Ich baue dann die beiden Fronttaschen (die ja immerhin wasserdicht sind) so um, dass ich sie am hinteren Gepäckträger einhängen kann und kaufe dann in einem Supermarkt eine 80cm-Reisetasche, die ich mit Gummibändern hinten quer über den ehemaligen Fronttaschen befestige. Diese Konstruktion fasst zwar mehr Gepäck als meine bisherige Hecktasche, aber bei Weitem nicht Alles, was ich so dabei habe.

Zum dritten Mal reduziere ich also mein Gepäck auf das absolut notwendige Maß, trenne mich von einem Teil der Wechselwäsche (muss ich halt öfter waschen), fast der gesamten Fotoausrüstung (behalte nur die Kamera mit einem 28mm-Objektiv), der Kochausrüstung und leider auch von fast allen Büchern. Die ganzen ausgesonderten Teile packe ich in die alte Hecktasche und ziehe damit zur Post, um den Kram nach Hause zu schicken. Nächstes Problem: Das größte Postpaket ist zu klein! Aber der nette Postbeamte, der mir meine Verzweifling wohl anmerkte, findet dann noch irgendwo im Hinterzimmer einen größeren, gebrauchten Karton, in den dann Alles hineinpasste. Mit einer Unmenge Klebeband verstärkt bringt dieser mein Übergepäck hoffentlich sicher nach Siegburg. Teuer genug ist es jedenfalls (38 €).

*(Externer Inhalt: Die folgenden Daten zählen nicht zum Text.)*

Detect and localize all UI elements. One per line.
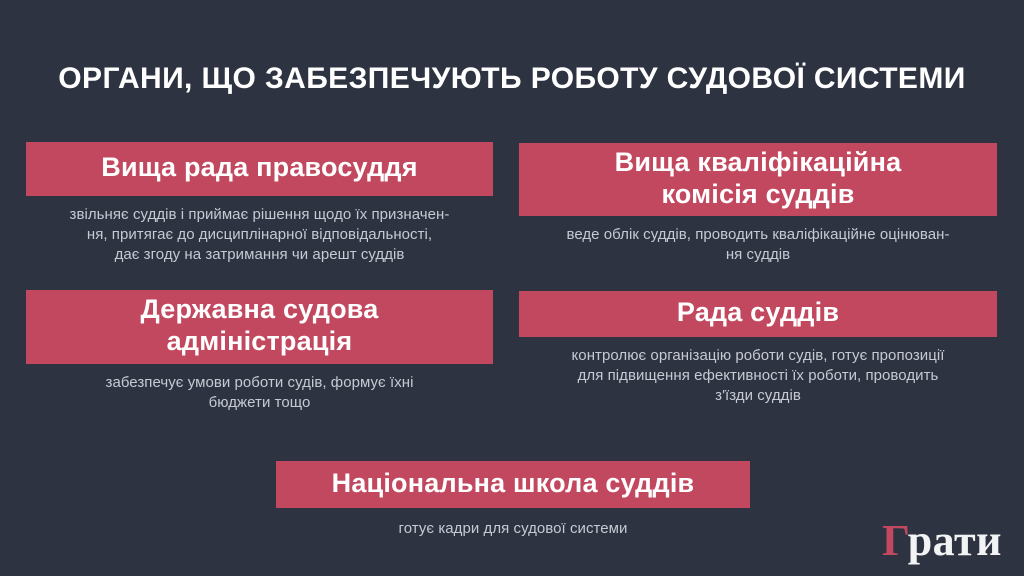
- card-description-dsa: забезпечує умови роботи судів, формує їх…: [26, 364, 493, 413]
- card-derzhavna-sudova-administraciya: Державна судоваадміністрація забезпечує …: [26, 290, 493, 413]
- card-nacionalna-shkola-suddiv: Національна школа суддів готує кадри для…: [276, 461, 750, 539]
- card-heading-rs: Рада суддів: [519, 291, 997, 337]
- card-heading-vrp: Вища рада правосуддя: [26, 142, 493, 196]
- card-heading-nsh: Національна школа суддів: [276, 461, 750, 508]
- logo-first-letter: Г: [882, 516, 908, 565]
- card-heading-dsa: Державна судоваадміністрація: [26, 290, 493, 364]
- infographic-canvas: ОРГАНИ, ЩО ЗАБЕЗПЕЧУЮТЬ РОБОТУ СУДОВОЇ С…: [0, 0, 1024, 576]
- publisher-logo-hraty: Грати: [882, 518, 1002, 564]
- card-heading-vkks: Вища кваліфікаційнакомісія суддів: [519, 143, 997, 216]
- card-description-vkks: веде облік суддів, проводить кваліфікаці…: [519, 216, 997, 265]
- page-title: ОРГАНИ, ЩО ЗАБЕЗПЕЧУЮТЬ РОБОТУ СУДОВОЇ С…: [0, 60, 1024, 98]
- card-vyshcha-rada-pravosuddya: Вища рада правосуддя звільняє суддів і п…: [26, 142, 493, 265]
- card-description-nsh: готує кадри для судової системи: [276, 508, 750, 539]
- logo-remaining-letters: рати: [908, 516, 1002, 565]
- card-description-rs: контролює організацію роботи судів, готу…: [519, 337, 997, 406]
- card-rada-suddiv: Рада суддів контролює організацію роботи…: [519, 291, 997, 406]
- card-description-vrp: звільняє суддів і приймає рішення щодо ї…: [26, 196, 493, 265]
- card-vyshcha-kvalifikaciyna-komisiya-suddiv: Вища кваліфікаційнакомісія суддів веде о…: [519, 143, 997, 265]
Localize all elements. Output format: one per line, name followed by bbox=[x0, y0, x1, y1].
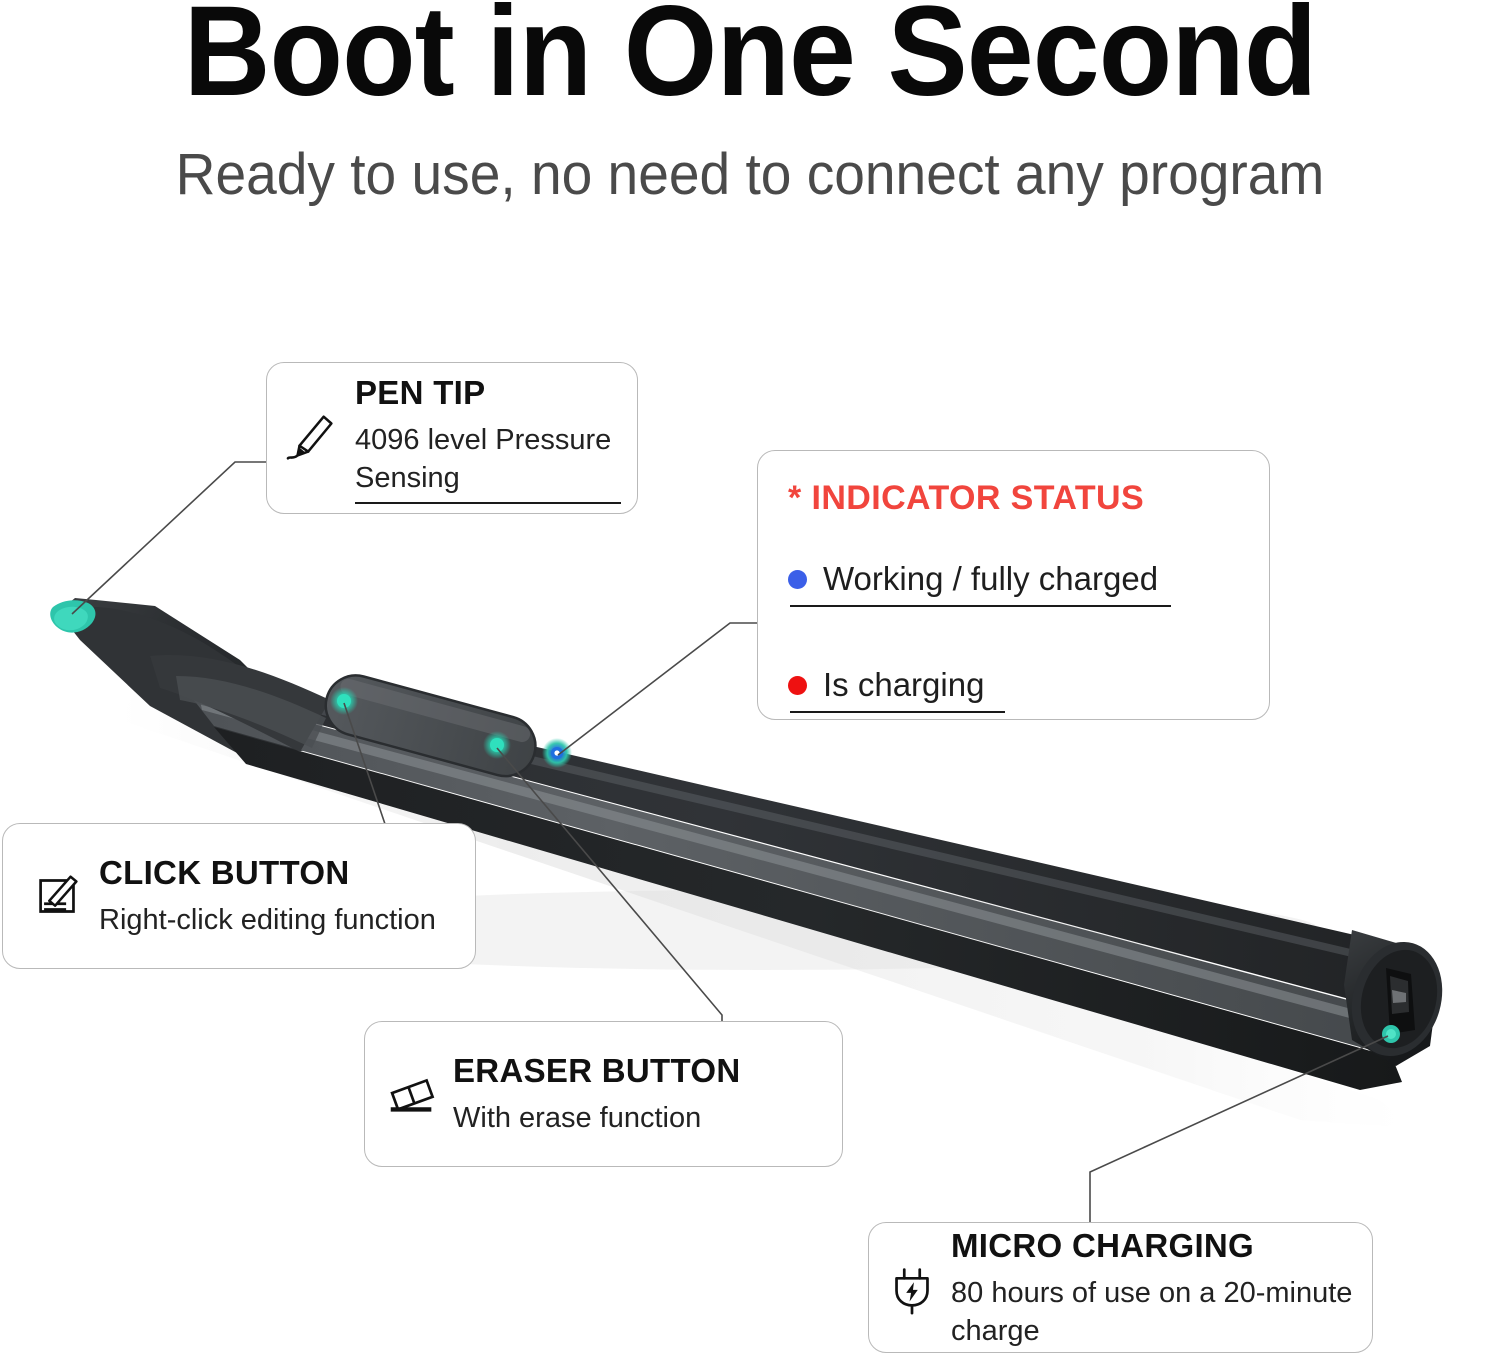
callout-micro-charging[interactable]: MICRO CHARGING 80 hours of use on a 20-m… bbox=[868, 1222, 1373, 1353]
leader-eraser-button bbox=[497, 748, 722, 1022]
callout-subtitle: With erase function bbox=[453, 1099, 826, 1137]
leader-indicator bbox=[558, 623, 759, 755]
callout-subtitle: 80 hours of use on a 20-minute charge bbox=[951, 1274, 1356, 1350]
callout-title: MICRO CHARGING bbox=[951, 1226, 1356, 1266]
callout-pen-tip[interactable]: PEN TIP 4096 level Pressure Sensing bbox=[266, 362, 638, 514]
callout-title: ERASER BUTTON bbox=[453, 1051, 826, 1091]
leader-micro-charging bbox=[1090, 1036, 1388, 1222]
indicator-item-label: Is charging bbox=[823, 663, 984, 707]
indicator-item-label: Working / fully charged bbox=[823, 557, 1158, 601]
callout-eraser-button[interactable]: ERASER BUTTON With erase function bbox=[364, 1021, 843, 1167]
callout-title: PEN TIP bbox=[355, 373, 621, 413]
callout-title: CLICK BUTTON bbox=[99, 853, 459, 893]
stylus-pen-icon bbox=[285, 409, 343, 467]
callout-click-button[interactable]: CLICK BUTTON Right-click editing functio… bbox=[2, 823, 476, 969]
status-dot-red bbox=[788, 676, 807, 695]
status-dot-blue bbox=[788, 570, 807, 589]
edit-square-icon bbox=[29, 867, 87, 925]
indicator-item-charging: Is charging bbox=[788, 663, 1245, 707]
indicator-item-underline bbox=[790, 605, 1171, 607]
callout-subtitle: Right-click editing function bbox=[99, 901, 459, 939]
indicator-status-title: * INDICATOR STATUS bbox=[788, 477, 1245, 519]
indicator-item-working: Working / fully charged bbox=[788, 557, 1245, 601]
plug-bolt-icon bbox=[883, 1259, 941, 1317]
callout-indicator-status[interactable]: * INDICATOR STATUS Working / fully charg… bbox=[757, 450, 1270, 720]
leader-pen-tip bbox=[72, 462, 268, 614]
eraser-icon bbox=[383, 1065, 441, 1123]
callout-subtitle: 4096 level Pressure Sensing bbox=[355, 421, 621, 504]
indicator-item-underline bbox=[790, 711, 1005, 713]
leader-click-button bbox=[344, 703, 385, 824]
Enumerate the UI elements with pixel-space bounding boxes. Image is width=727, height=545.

Endlich, um vierzehn Uhr geht es wieder auf die Straße. Clairveau ist nicht mehr realistisch, aber vielleicht komme ich bis Joinville? Ich genieße eine schöne, recht leichte Fahrt (Rückenwind? Sanftere Steigungen? Auswirkung des Ruhetags? Oder macht das bisschen weniger Gepäck soviel aus?) entlang des Marne-Rhein-Kanals auf fast autofreien Straßen. Es ist auch nicht so heiß heute.

Am späten Nachmittag, etwa 17 km vor Joinville, mache ich Kaffepause an einem kleinen Gasthof, wo ich gleich von anderen Gästen und der Wirtin in ein Gespräch über meine Reise verwickelt werde. Besonders den Kindern hat es mein 'Riesenfahrrad' angetan. Wieviele Kilometer ich denn so täglich fahre? Wie ich mich verpflege? Was ich bei Regen mache? etc, etc, etc.

Bei der Frage nach meinen Übernachtungsgewohnheiten schaue ich auf die Uhr, und überlege, ob ich wirklich noch weiterfahren will, um einen Campingplatz zu suchen. Ich habe heute in dieser dünn besiedelten Gegend noch keinen einzigen gesehen, und die Karte verzeichnet auch keinen in Joinville. Eigentlich ist es ja auch schon recht spät, und wahrscheinlich kommt doch lange kein Campingplatz mehr. Außerdem ist dieser kleine Gasthof wirklich gemütlich! Und so frage ich nach einem Zimmer und bleibe. Zum Abendessen gibt es leckeren Schweinebraten mit Bohnen, vorher eine kleine Wurstplatte mit Rohkost, hinterher Käse und Eis. Alles sehr billig, auch das Zimmer.

Nach dem Abendessen Kartenstudium: Ich will ja nicht über Vezelay fahren, sondern zur Loire und dann den sogenannten Pariser Weg nach Süden nehmen. Um die Loire zu erreichen, muss ich jetzt aufpassen, nicht zu weit nach Süden zu geraten. Ich werde also Tonnere links liegen lassen und von Clairveaux aus ziemlich direkt westlich fahren über St.Florentin - Joigny - Chatillon­Coligny - (südlich an Montargis vorbei) - Sully/Loire nach St.Benoit/Loire.